Phew! It’s been a while since I sat at the computer and wrote. I’ve been very busy lately, but the keyboard was calling me today.
Last weekend we experienced a lot of rain, for this time of year, and even some hail in certain areas. From what I’ve seen, this late-ish weather hasn’t affected the growing season. It’s not unusual for us to receive rain in May, but usually it’s just a light sprinkle. Some parts of wine country accumulated more than an inch of rain – pretty high for this time of year.
We’re very lucky here in Northern California. It’s usually dry from the beginning of May until late October. Basically, the same time frame as the wine grape growing season. A good thing for sure. Some other parts of the world that also grow wine grapes struggle with frost and rain and hail and many other factors all season long. Don’t let a vineyard manager or winemaker hear me say it, but we’ve got it pretty easy here in California compared to many other growing regions.
The reality is that it’s not easy to grow quality wine grapes anywhere. It take a lot of work. And hours and hours of labor. Plus it’s hard work. The vines are usually planted low to the ground meaning anytime someone has to work on the vine they are bent over causing lots of stress on their back. Most people don’t realize that each vine is touched by the human hand between 8 and 10 times during the year. From pruning to suckering and chute positioning to actually picking the grapes. A lot happens throughout the year.
Back to the update: I’ve taken a look at several vineyards and I haven’t seen any bloom (or flowering) happening.
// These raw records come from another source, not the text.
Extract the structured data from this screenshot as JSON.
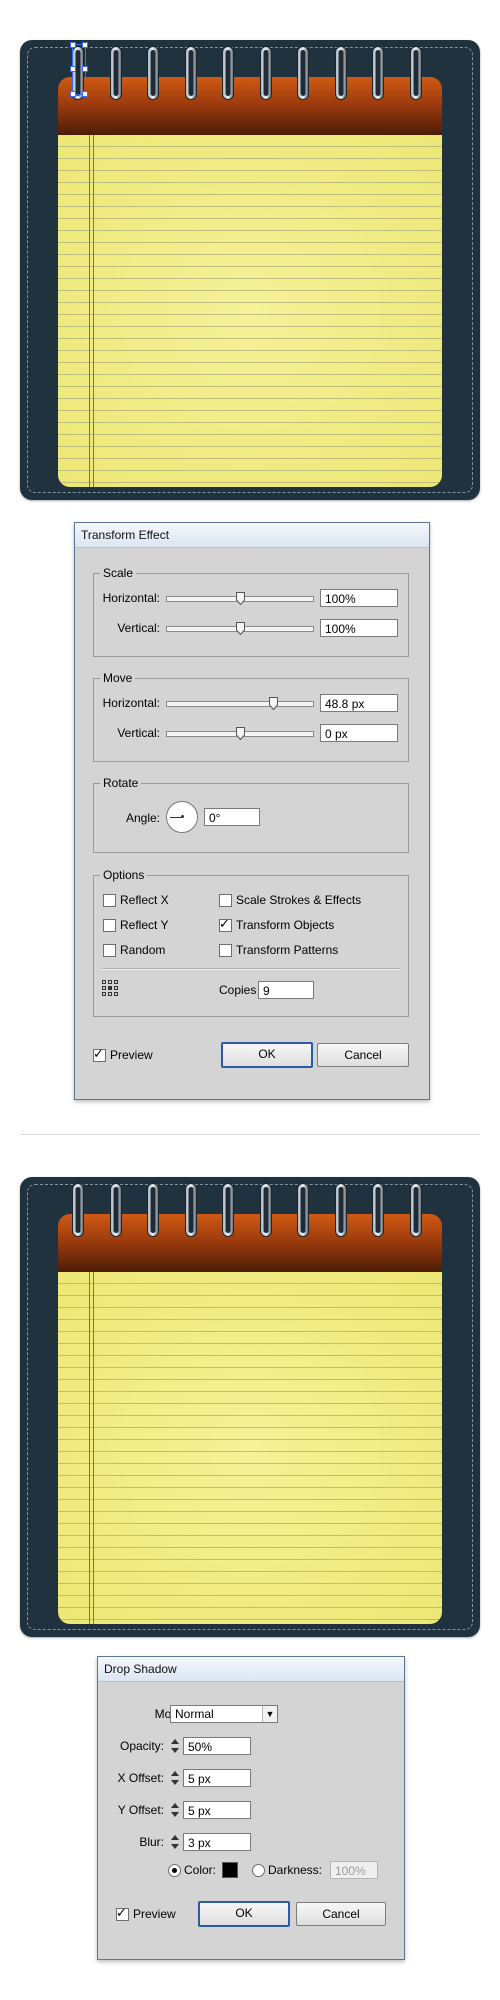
{
  "colors": {
    "board": "#21323f",
    "paper": "#ede873",
    "cover": "#9a3a0d",
    "selection": "#3b6df0",
    "dialog_bg": "#d4d4d4",
    "default_button_border": "#2a5aa8",
    "shadow_color": "#000000"
  },
  "icons": {
    "ring": "spiral-ring-icon",
    "origin": "reference-point-grid-icon",
    "spin": "spinner-arrows-icon",
    "dial": "angle-dial-icon"
  },
  "transform_effect": {
    "title": "Transform Effect",
    "scale": {
      "title": "Scale",
      "horizontal_label": "Horizontal:",
      "horizontal_value": "100%",
      "horizontal_slider": 0.5,
      "vertical_label": "Vertical:",
      "vertical_value": "100%",
      "vertical_slider": 0.5
    },
    "move": {
      "title": "Move",
      "horizontal_label": "Horizontal:",
      "horizontal_value": "48.8 px",
      "horizontal_slider": 0.72,
      "vertical_label": "Vertical:",
      "vertical_value": "0 px",
      "vertical_slider": 0.5
    },
    "rotate": {
      "title": "Rotate",
      "angle_label": "Angle:",
      "angle_value": "0°"
    },
    "options": {
      "title": "Options",
      "reflect_x": {
        "label": "Reflect X",
        "checked": false
      },
      "reflect_y": {
        "label": "Reflect Y",
        "checked": false
      },
      "random": {
        "label": "Random",
        "checked": false
      },
      "scale_strokes": {
        "label": "Scale Strokes & Effects",
        "checked": false
      },
      "transform_objects": {
        "label": "Transform Objects",
        "checked": true
      },
      "transform_patterns": {
        "label": "Transform Patterns",
        "checked": false
      },
      "copies_label": "Copies",
      "copies_value": "9"
    },
    "preview": {
      "label": "Preview",
      "checked": true
    },
    "ok_label": "OK",
    "cancel_label": "Cancel"
  },
  "drop_shadow": {
    "title": "Drop Shadow",
    "mode_label": "Mode:",
    "mode_value": "Normal",
    "opacity_label": "Opacity:",
    "opacity_value": "50%",
    "x_offset_label": "X Offset:",
    "x_offset_value": "5 px",
    "y_offset_label": "Y Offset:",
    "y_offset_value": "5 px",
    "blur_label": "Blur:",
    "blur_value": "3 px",
    "color_label": "Color:",
    "color_selected": true,
    "darkness_label": "Darkness:",
    "darkness_value": "100%",
    "preview": {
      "label": "Preview",
      "checked": true
    },
    "ok_label": "OK",
    "cancel_label": "Cancel"
  }
}
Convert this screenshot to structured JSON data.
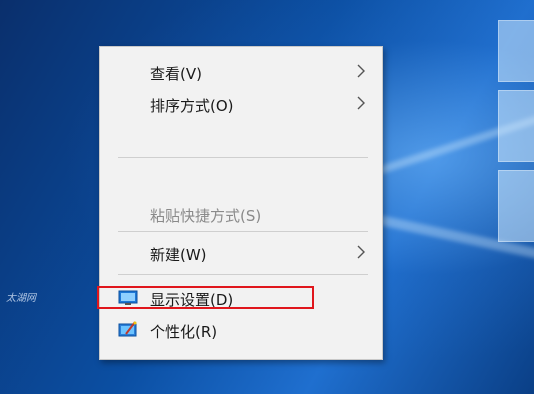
{
  "watermark": "太湖网",
  "menu": {
    "items": [
      {
        "label": "查看(V)",
        "submenu": true,
        "enabled": true
      },
      {
        "label": "排序方式(O)",
        "submenu": true,
        "enabled": true
      },
      {
        "label": "粘贴快捷方式(S)",
        "submenu": false,
        "enabled": false
      },
      {
        "label": "新建(W)",
        "submenu": true,
        "enabled": true
      },
      {
        "label": "显示设置(D)",
        "submenu": false,
        "enabled": true,
        "icon": "display-settings-icon",
        "highlighted": true
      },
      {
        "label": "个性化(R)",
        "submenu": false,
        "enabled": true,
        "icon": "personalize-icon"
      }
    ]
  },
  "colors": {
    "highlight_border": "#e0161c",
    "menu_bg": "#f2f2f2",
    "desktop_blue": "#0b4fa3"
  }
}
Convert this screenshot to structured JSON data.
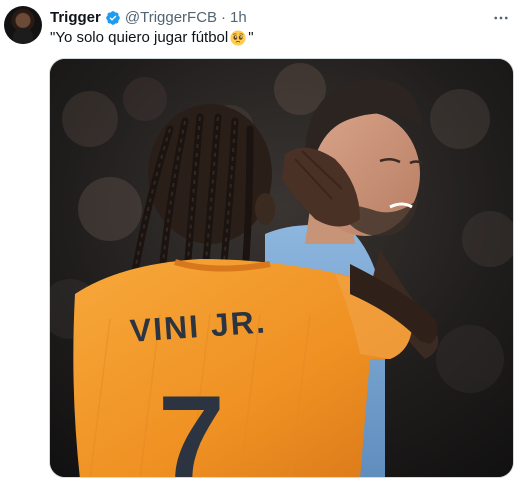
{
  "tweet": {
    "author_name": "Trigger",
    "author_handle": "@TriggerFCB",
    "separator": "·",
    "time": "1h",
    "text_before_emoji": "\"Yo solo quiero jugar fútbol",
    "emoji": "pleading-face",
    "text_after_emoji": "\"",
    "more_icon": "ellipsis-icon",
    "verified_icon": "verified-badge-icon",
    "media": {
      "jersey_name": "VINI JR.",
      "jersey_number": "7"
    }
  },
  "colors": {
    "verified_blue": "#1d9bf0",
    "jersey_orange": "#f39a2e",
    "jersey_lettering": "#2b3440",
    "opponent_kit": "#7fa9d6",
    "secondary_text": "#536471"
  }
}
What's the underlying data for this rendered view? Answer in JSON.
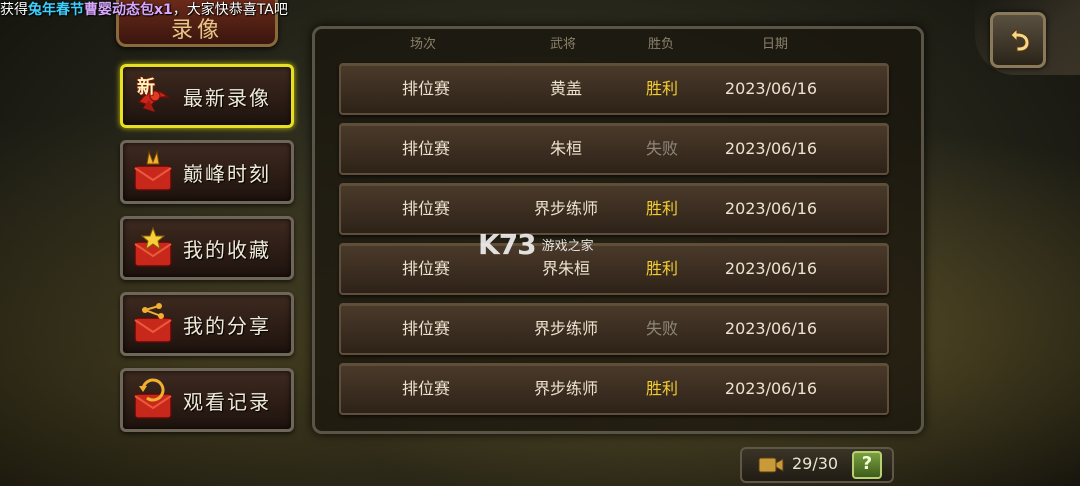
{
  "ticker": {
    "prefix": "获得",
    "highlight1": "兔年春节",
    "highlight2": "曹婴动态包x1",
    "suffix": "，大家快恭喜TA吧"
  },
  "title": "录像",
  "sidebar": {
    "items": [
      {
        "label": "最新录像",
        "icon": "new-ribbon-icon",
        "badge": "新"
      },
      {
        "label": "巅峰时刻",
        "icon": "red-envelope-star-icon"
      },
      {
        "label": "我的收藏",
        "icon": "red-envelope-gold-star-icon"
      },
      {
        "label": "我的分享",
        "icon": "red-envelope-share-icon"
      },
      {
        "label": "观看记录",
        "icon": "red-envelope-history-icon"
      }
    ]
  },
  "table": {
    "headers": [
      "场次",
      "武将",
      "胜负",
      "日期"
    ],
    "rows": [
      {
        "type": "排位赛",
        "general": "黄盖",
        "result": "胜利",
        "date": "2023/06/16"
      },
      {
        "type": "排位赛",
        "general": "朱桓",
        "result": "失败",
        "date": "2023/06/16"
      },
      {
        "type": "排位赛",
        "general": "界步练师",
        "result": "胜利",
        "date": "2023/06/16"
      },
      {
        "type": "排位赛",
        "general": "界朱桓",
        "result": "胜利",
        "date": "2023/06/16"
      },
      {
        "type": "排位赛",
        "general": "界步练师",
        "result": "失败",
        "date": "2023/06/16"
      },
      {
        "type": "排位赛",
        "general": "界步练师",
        "result": "胜利",
        "date": "2023/06/16"
      }
    ]
  },
  "footer": {
    "count": "29/30",
    "help_label": "?"
  },
  "watermark": {
    "logo": "K73",
    "text": "游戏之家"
  },
  "colors": {
    "win": "#f2cc30",
    "lose": "#8e877a",
    "active_border": "#e8df20"
  }
}
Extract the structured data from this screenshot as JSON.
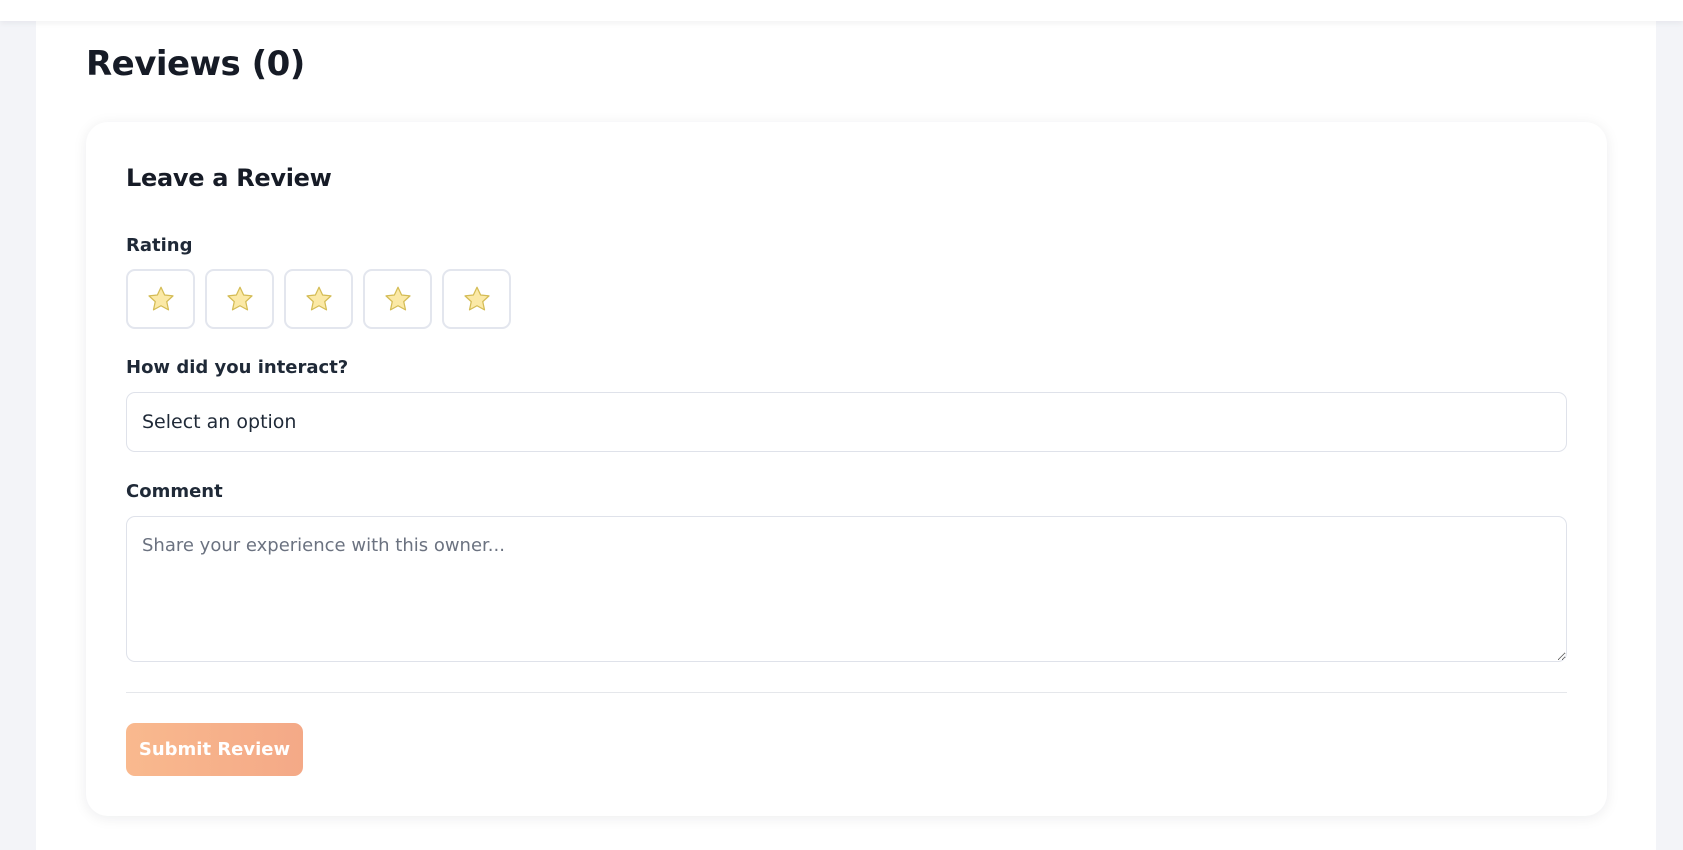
{
  "reviews": {
    "title": "Reviews (0)"
  },
  "form": {
    "title": "Leave a Review",
    "rating": {
      "label": "Rating",
      "max_stars": 5,
      "selected": 0,
      "star_color": "#fbe9a6",
      "star_outline": "#d4bc55"
    },
    "interaction": {
      "label": "How did you interact?",
      "selected_value": "Select an option"
    },
    "comment": {
      "label": "Comment",
      "placeholder": "Share your experience with this owner..."
    },
    "submit": {
      "label": "Submit Review",
      "color": "#f9b98e"
    }
  }
}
It has yet to really heat up here and if we had experienced an early heat wave the vines would be further along than they are. Then, this rain that we had last week could have been disastrous. If heavy rain or hail occur during bloom it can cause the grapes not to pollinate. Without pollination, there will be no mature grapes. No grapes, no wine. Not good.
A quick note on pollination: Wine grapes are self-pollinating. They do not need the bees to ensure maturation.